In 1984, Apple shipped the first Macintosh computer, without BASIC. In 1990, Windows 3.0 also had no BASIC bundled. Visual BASIC was introduced for professional developers (becoming Visual Basic .NET). While Windows 3.0 didn’t have BASIC anymore, it did have an MS-DOS version called GW-Basic, later becoming QBasic. With Windows ME in 2000, it was the last operating system with QBasic. At that point, QBasic only let you write MS-DOS programs, and no one wanted to anymore. (McCracken)
Platforms
While Dartmouth BASIC was created to run on machines at Dartmouth, each version after that was a variant to run on a specific computer. Because of that, the platform list is vast, and each computer that came out from the 1974 MTS Altair 8800 to the 1990’s Window’s machines had its own version. It was on computers, video game consoles, calculators, cell phones, and computer chips.
Some BASIC variants were: Altair BASIC, Amiga BASIC, Apple BASIC, Atari BASIC, Casio BASIC, CellularBASIC, Color BASIC, Commodore BASIC, Famicom BASIC, Microsoft BASIC, SEGA BASIC, Sony BASIC, TRS-80 Level 1 BASIC, TRS-80 Level 2 BASIC, True BASIC, VBScript, Visual Basic, Visual Basic .NET, etc. (Wikipedia)
Benefits and Downsides
A computer scientist said (of BASIC): “It is practically impossible to teach good programming to students that have had a prior exposure to BASIC: as potential programmers they are mentally mutilated beyond hope of regeneration.” He wasn’t a fan of FORTRAN, PL/1, or COBOL either. (Dijkstra)

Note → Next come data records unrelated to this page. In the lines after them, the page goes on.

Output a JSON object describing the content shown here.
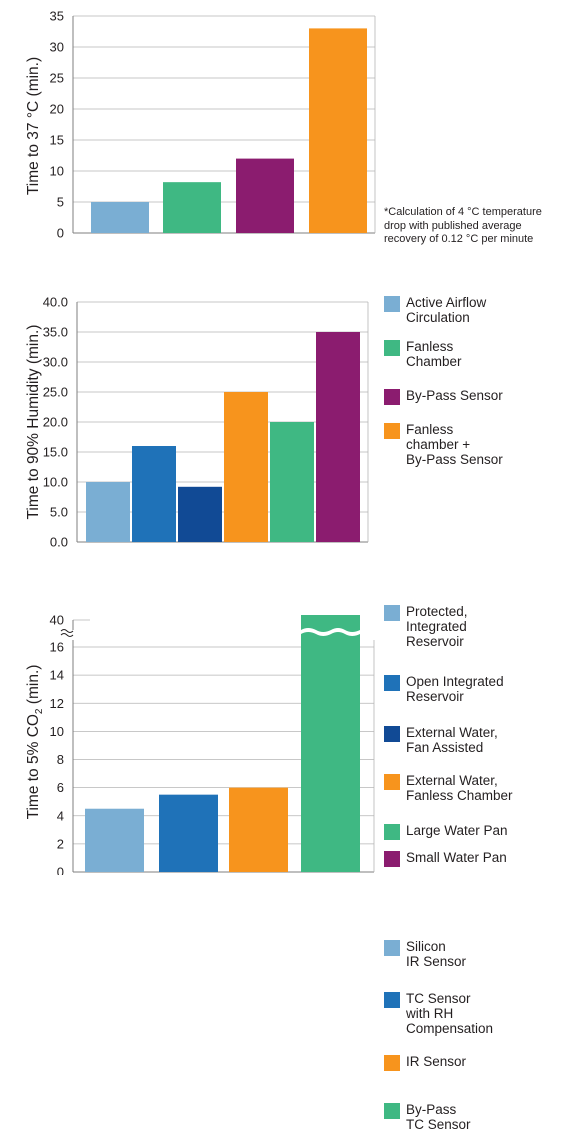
{
  "colors": {
    "light_blue": "#7aaed3",
    "blue": "#1f72b8",
    "dark_blue": "#114a95",
    "green": "#3fb883",
    "purple": "#8b1c6f",
    "orange": "#f7941d"
  },
  "chart_data": [
    {
      "type": "bar",
      "ylabel": "Time to 37 °C  (min.)",
      "ylim": [
        0,
        35
      ],
      "yticks": [
        0,
        5,
        10,
        15,
        20,
        25,
        30,
        35
      ],
      "grid": true,
      "legend": "right",
      "series": [
        {
          "name": "Active Airflow\nCirculation",
          "value": 5,
          "color": "#7aaed3"
        },
        {
          "name": "Fanless\nChamber",
          "value": 8.2,
          "color": "#3fb883"
        },
        {
          "name": "By-Pass Sensor",
          "value": 12,
          "color": "#8b1c6f"
        },
        {
          "name": "Fanless\nchamber +\nBy-Pass Sensor",
          "value": 33,
          "color": "#f7941d"
        }
      ],
      "footnote": "*Calculation of 4 °C temperature\ndrop with published average\nrecovery of 0.12 °C per minute"
    },
    {
      "type": "bar",
      "ylabel": "Time to 90% Humidity (min.)",
      "ylim": [
        0,
        40
      ],
      "yticks": [
        "0.0",
        "5.0",
        "10.0",
        "15.0",
        "20.0",
        "25.0",
        "30.0",
        "35.0",
        "40.0"
      ],
      "grid": true,
      "legend": "right",
      "series": [
        {
          "name": "Protected,\nIntegrated\nReservoir",
          "value": 10,
          "color": "#7aaed3"
        },
        {
          "name": "Open Integrated\nReservoir",
          "value": 16,
          "color": "#1f72b8"
        },
        {
          "name": "External Water,\nFan Assisted",
          "value": 9.2,
          "color": "#114a95"
        },
        {
          "name": "External Water,\nFanless Chamber",
          "value": 25,
          "color": "#f7941d"
        },
        {
          "name": "Large Water Pan",
          "value": 20,
          "color": "#3fb883"
        },
        {
          "name": "Small Water Pan",
          "value": 35,
          "color": "#8b1c6f"
        }
      ]
    },
    {
      "type": "bar",
      "ylabel_main": "Time to 5% CO",
      "ylabel_sub": "2",
      "ylabel_tail": " (min.)",
      "ylim": [
        0,
        16
      ],
      "axis_break": true,
      "break_top_label": "40",
      "yticks": [
        0,
        2,
        4,
        6,
        8,
        10,
        12,
        14,
        16
      ],
      "grid": true,
      "legend": "right",
      "series": [
        {
          "name": "Silicon\nIR Sensor",
          "value": 4.5,
          "color": "#7aaed3"
        },
        {
          "name": "TC Sensor\nwith RH\nCompensation",
          "value": 5.5,
          "color": "#1f72b8"
        },
        {
          "name": "IR Sensor",
          "value": 6,
          "color": "#f7941d"
        },
        {
          "name": "By-Pass\nTC Sensor",
          "value": 40,
          "color": "#3fb883"
        }
      ]
    }
  ]
}
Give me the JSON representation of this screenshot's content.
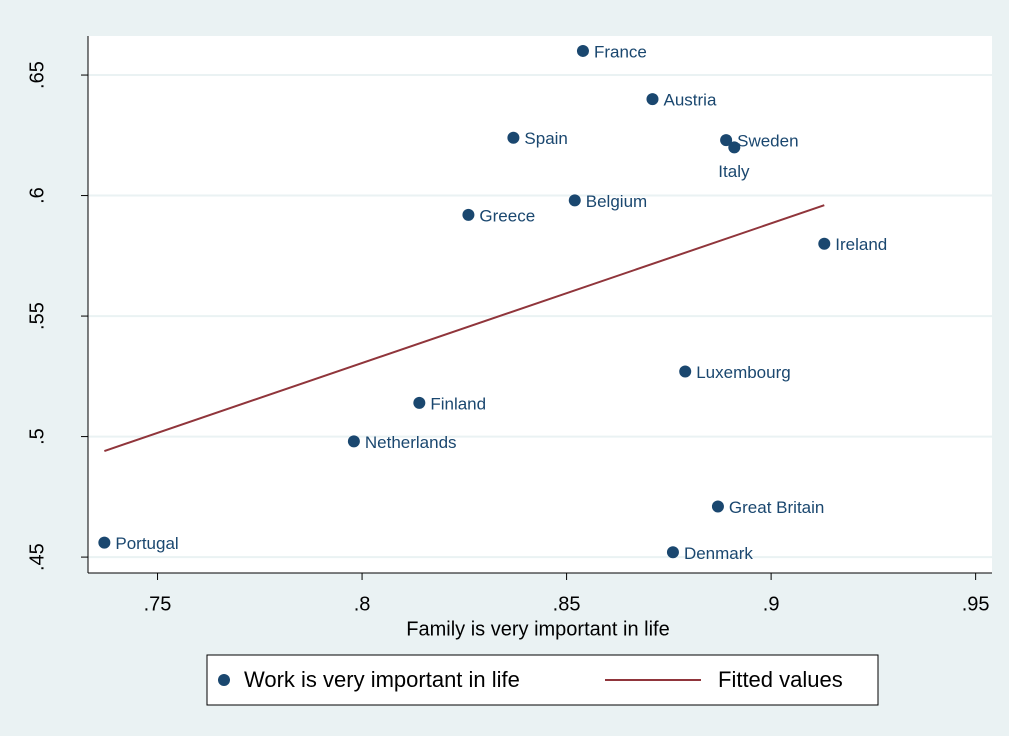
{
  "chart_data": {
    "type": "scatter",
    "xlabel": "Family is very important in life",
    "xlim": [
      0.733,
      0.954
    ],
    "ylim": [
      0.4434,
      0.6662
    ],
    "xticks": [
      {
        "value": 0.75,
        "label": ".75"
      },
      {
        "value": 0.8,
        "label": ".8"
      },
      {
        "value": 0.85,
        "label": ".85"
      },
      {
        "value": 0.9,
        "label": ".9"
      },
      {
        "value": 0.95,
        "label": ".95"
      }
    ],
    "yticks": [
      {
        "value": 0.45,
        "label": ".45"
      },
      {
        "value": 0.5,
        "label": ".5"
      },
      {
        "value": 0.55,
        "label": ".55"
      },
      {
        "value": 0.6,
        "label": ".6"
      },
      {
        "value": 0.65,
        "label": ".65"
      }
    ],
    "grid": true,
    "legend": "bottom",
    "series": [
      {
        "name": "Work is very important in life",
        "type": "scatter",
        "color": "#1a476f",
        "labels": [
          "France",
          "Austria",
          "Spain",
          "Sweden",
          "Italy",
          "Belgium",
          "Greece",
          "Ireland",
          "Luxembourg",
          "Finland",
          "Netherlands",
          "Great Britain",
          "Portugal",
          "Denmark"
        ],
        "x": [
          0.854,
          0.871,
          0.837,
          0.889,
          0.891,
          0.852,
          0.826,
          0.913,
          0.879,
          0.814,
          0.798,
          0.887,
          0.737,
          0.876
        ],
        "values": [
          0.66,
          0.64,
          0.624,
          0.623,
          0.62,
          0.598,
          0.592,
          0.58,
          0.527,
          0.514,
          0.498,
          0.471,
          0.456,
          0.452
        ]
      },
      {
        "name": "Fitted values",
        "type": "line",
        "color": "#90353b",
        "x": [
          0.737,
          0.913
        ],
        "values": [
          0.494,
          0.596
        ]
      }
    ]
  }
}
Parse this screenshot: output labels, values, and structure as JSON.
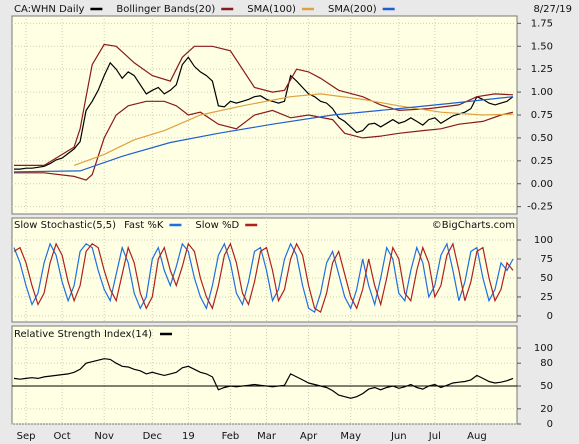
{
  "chart_data": [
    {
      "type": "line",
      "date": "8/27/19",
      "x": [
        0,
        1,
        2,
        3,
        4,
        5,
        6,
        7,
        8,
        9,
        10,
        11,
        12,
        13,
        14,
        15,
        16,
        17,
        18,
        19,
        20,
        21,
        22,
        23,
        24,
        25,
        26,
        27,
        28,
        29,
        30,
        31,
        32,
        33,
        34,
        35,
        36,
        37,
        38,
        39,
        40,
        41,
        42,
        43,
        44,
        45,
        46,
        47,
        48,
        49,
        50,
        51,
        52,
        53,
        54,
        55,
        56,
        57,
        58,
        59,
        60,
        61,
        62,
        63,
        64,
        65,
        66,
        67,
        68,
        69,
        70,
        71,
        72,
        73,
        74,
        75,
        76,
        77,
        78,
        79,
        80,
        81,
        82,
        83
      ],
      "xlim": [
        0,
        83
      ],
      "ylim": [
        -0.33,
        1.83
      ],
      "yticks": [
        1.75,
        {
          "value": 1.5,
          "label": "1.50"
        },
        1.25,
        {
          "value": 1,
          "label": "1.00"
        },
        0.75,
        {
          "value": 0.5,
          "label": "0.50"
        },
        0.25,
        {
          "value": 0,
          "label": "0.00"
        },
        -0.25
      ],
      "grid": true,
      "series": [
        {
          "name": "CA:WHN Daily",
          "color": "#000000",
          "values": [
            0.16,
            0.16,
            0.17,
            0.17,
            0.18,
            0.19,
            0.22,
            0.26,
            0.28,
            0.33,
            0.38,
            0.46,
            0.8,
            0.9,
            1.02,
            1.18,
            1.32,
            1.25,
            1.15,
            1.22,
            1.18,
            1.08,
            0.98,
            1.02,
            1.05,
            0.98,
            1.02,
            1.08,
            1.3,
            1.38,
            1.28,
            1.22,
            1.18,
            1.12,
            0.85,
            0.84,
            0.9,
            0.88,
            0.9,
            0.92,
            0.95,
            0.96,
            0.92,
            0.9,
            0.88,
            0.9,
            1.18,
            1.12,
            1.05,
            0.98,
            0.95,
            0.9,
            0.88,
            0.82,
            0.72,
            0.68,
            0.62,
            0.56,
            0.58,
            0.65,
            0.66,
            0.62,
            0.66,
            0.7,
            0.66,
            0.68,
            0.72,
            0.68,
            0.64,
            0.7,
            0.72,
            0.66,
            0.7,
            0.74,
            0.76,
            0.78,
            0.82,
            0.95,
            0.92,
            0.88,
            0.86,
            0.88,
            0.9,
            0.95
          ]
        },
        {
          "name": "Bollinger Bands(20)",
          "color": "#8b1a1a",
          "x": [
            0,
            5,
            10,
            11,
            12,
            13,
            15,
            17,
            20,
            23,
            26,
            28,
            30,
            33,
            36,
            40,
            43,
            45,
            47,
            49,
            51,
            54,
            58,
            61,
            64,
            69,
            74,
            77,
            80,
            83
          ],
          "values": [
            0.2,
            0.2,
            0.4,
            0.6,
            0.95,
            1.3,
            1.52,
            1.5,
            1.32,
            1.18,
            1.12,
            1.38,
            1.5,
            1.5,
            1.45,
            1.05,
            1.0,
            1.02,
            1.25,
            1.22,
            1.15,
            1.02,
            0.95,
            0.86,
            0.8,
            0.82,
            0.86,
            0.95,
            0.98,
            0.97
          ],
          "lower_x": [
            0,
            5,
            10,
            12,
            13,
            15,
            17,
            19,
            22,
            25,
            27,
            29,
            31,
            34,
            37,
            40,
            43,
            46,
            49,
            53,
            55,
            58,
            61,
            64,
            68,
            71,
            74,
            78,
            81,
            83
          ],
          "lower": [
            0.12,
            0.12,
            0.08,
            0.04,
            0.1,
            0.5,
            0.75,
            0.85,
            0.9,
            0.9,
            0.85,
            0.75,
            0.78,
            0.65,
            0.6,
            0.75,
            0.8,
            0.72,
            0.75,
            0.7,
            0.55,
            0.5,
            0.52,
            0.55,
            0.58,
            0.6,
            0.65,
            0.68,
            0.75,
            0.78
          ]
        },
        {
          "name": "SMA(100)",
          "color": "#e0a040",
          "x": [
            10,
            15,
            20,
            25,
            31,
            38,
            46,
            51,
            58,
            64,
            71,
            78,
            83
          ],
          "values": [
            0.2,
            0.32,
            0.48,
            0.58,
            0.75,
            0.85,
            0.95,
            0.98,
            0.92,
            0.85,
            0.78,
            0.75,
            0.76
          ]
        },
        {
          "name": "SMA(200)",
          "color": "#1f5fd0",
          "x": [
            0,
            11,
            18,
            26,
            34,
            43,
            53,
            64,
            73,
            83
          ],
          "values": [
            0.13,
            0.14,
            0.3,
            0.45,
            0.55,
            0.65,
            0.75,
            0.82,
            0.88,
            0.95
          ]
        }
      ]
    },
    {
      "type": "line",
      "title": "Slow Stochastic(5,5)",
      "watermark": "©BigCharts.com",
      "xlim": [
        0,
        83
      ],
      "ylim": [
        -8,
        129
      ],
      "yticks": [
        0,
        25,
        50,
        75,
        100
      ],
      "grid": true,
      "series": [
        {
          "name": "Fast %K",
          "color": "#1f6fe0",
          "values": [
            90,
            70,
            40,
            15,
            30,
            70,
            95,
            80,
            45,
            20,
            40,
            85,
            95,
            90,
            60,
            35,
            20,
            55,
            90,
            70,
            30,
            10,
            25,
            75,
            90,
            60,
            40,
            65,
            95,
            85,
            50,
            25,
            10,
            40,
            80,
            95,
            70,
            30,
            15,
            45,
            85,
            90,
            60,
            20,
            35,
            75,
            95,
            80,
            40,
            10,
            5,
            30,
            70,
            85,
            55,
            25,
            10,
            35,
            75,
            40,
            15,
            50,
            90,
            75,
            30,
            20,
            60,
            90,
            70,
            25,
            40,
            80,
            95,
            60,
            20,
            45,
            85,
            90,
            50,
            20,
            35,
            70,
            60,
            75
          ]
        },
        {
          "name": "Slow %D",
          "color": "#b02020",
          "values": [
            85,
            90,
            70,
            40,
            15,
            30,
            70,
            95,
            80,
            45,
            20,
            40,
            85,
            95,
            90,
            60,
            35,
            20,
            55,
            90,
            70,
            30,
            10,
            25,
            75,
            90,
            60,
            40,
            65,
            95,
            85,
            50,
            25,
            10,
            40,
            80,
            95,
            70,
            30,
            15,
            45,
            85,
            90,
            60,
            20,
            35,
            75,
            95,
            80,
            40,
            10,
            5,
            30,
            70,
            85,
            55,
            25,
            10,
            35,
            75,
            40,
            15,
            50,
            90,
            75,
            30,
            20,
            60,
            90,
            70,
            25,
            40,
            80,
            95,
            60,
            20,
            45,
            85,
            90,
            50,
            20,
            35,
            70,
            60
          ]
        }
      ]
    },
    {
      "type": "line",
      "title": "Relative Strength Index(14)",
      "xlim": [
        0,
        83
      ],
      "ylim": [
        0,
        129
      ],
      "yticks": [
        0,
        20,
        50,
        80,
        100
      ],
      "grid": true,
      "xticks": [
        {
          "value": 2,
          "label": "Sep"
        },
        {
          "value": 8,
          "label": "Oct"
        },
        {
          "value": 15,
          "label": "Nov"
        },
        {
          "value": 23,
          "label": "Dec"
        },
        {
          "value": 29,
          "label": "19"
        },
        {
          "value": 36,
          "label": "Feb"
        },
        {
          "value": 42,
          "label": "Mar"
        },
        {
          "value": 49,
          "label": "Apr"
        },
        {
          "value": 56,
          "label": "May"
        },
        {
          "value": 64,
          "label": "Jun"
        },
        {
          "value": 70,
          "label": "Jul"
        },
        {
          "value": 77,
          "label": "Aug"
        }
      ],
      "series": [
        {
          "color": "#000000",
          "values": [
            60,
            59,
            60,
            61,
            60,
            62,
            63,
            64,
            65,
            66,
            68,
            72,
            80,
            82,
            84,
            86,
            85,
            80,
            76,
            75,
            72,
            70,
            66,
            68,
            66,
            64,
            66,
            68,
            74,
            76,
            72,
            68,
            66,
            62,
            45,
            48,
            50,
            49,
            50,
            51,
            52,
            51,
            50,
            49,
            50,
            51,
            66,
            62,
            58,
            54,
            52,
            50,
            48,
            44,
            38,
            36,
            34,
            36,
            40,
            46,
            48,
            45,
            48,
            50,
            47,
            49,
            52,
            48,
            46,
            50,
            52,
            48,
            51,
            54,
            55,
            56,
            58,
            64,
            60,
            56,
            54,
            55,
            57,
            60
          ]
        }
      ]
    }
  ]
}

The characteristics that gave BASIC a lousy reputation are also the same ones that made it so easy to learn. GO TO, a command that lets you jump to anywhere in your program, made it easy to have the program navigate to different sections of your application. But it could also result in messy “spaghetti code.”
BASIC was also great because you could type in what you wanted and get an instant result. If it didn’t work, just retype the line that’s broken. If you used the same line number, the new version overwrote the old; debugging made easy. However, this same flexibility also made it a poor language for “real” programming.
BASIC made you organize your code with line numbers, but that feature was later removed. Line numbering helped emphasize the sequential nature of computer programs and helped students learn how computers ran them.
Despite opponents, many programmers who started out on BASIC went on to have thriving careers.
BASIC CODE EXAMPLE
20 LET S = 0
30 FOR N = 1 TO 100
40 LET S = S + N
50 NEXT N
60 PRINT S
99 END
Trends
While Dartmouth BASIC, Microsoft BASIC, and their offshoots are gone, Visual Basic kind of lives on. In fact, as of August 2020, it is the 6th most popular language. However, Microsoft no longer supports it and has revamped the language on the .NET framework. It isn’t based on BASIC anymore.
As of this month, TIOBE is now tracking Small Basic (from Microsoft), a BASIC variant. It debuts at number 102.
It turns out we can’t just get rid of BASIC either. Many of the modern applications we rely on still use it. For example, macros in Excel are a form of BASIC.
While BASIC was an excellent language to learn to code, there are newer languages that are also easy to learn and are still being updated and being used by developers. In addition, complex algorithms when it comes to artificial intelligence and languages that fit the job are being utilized.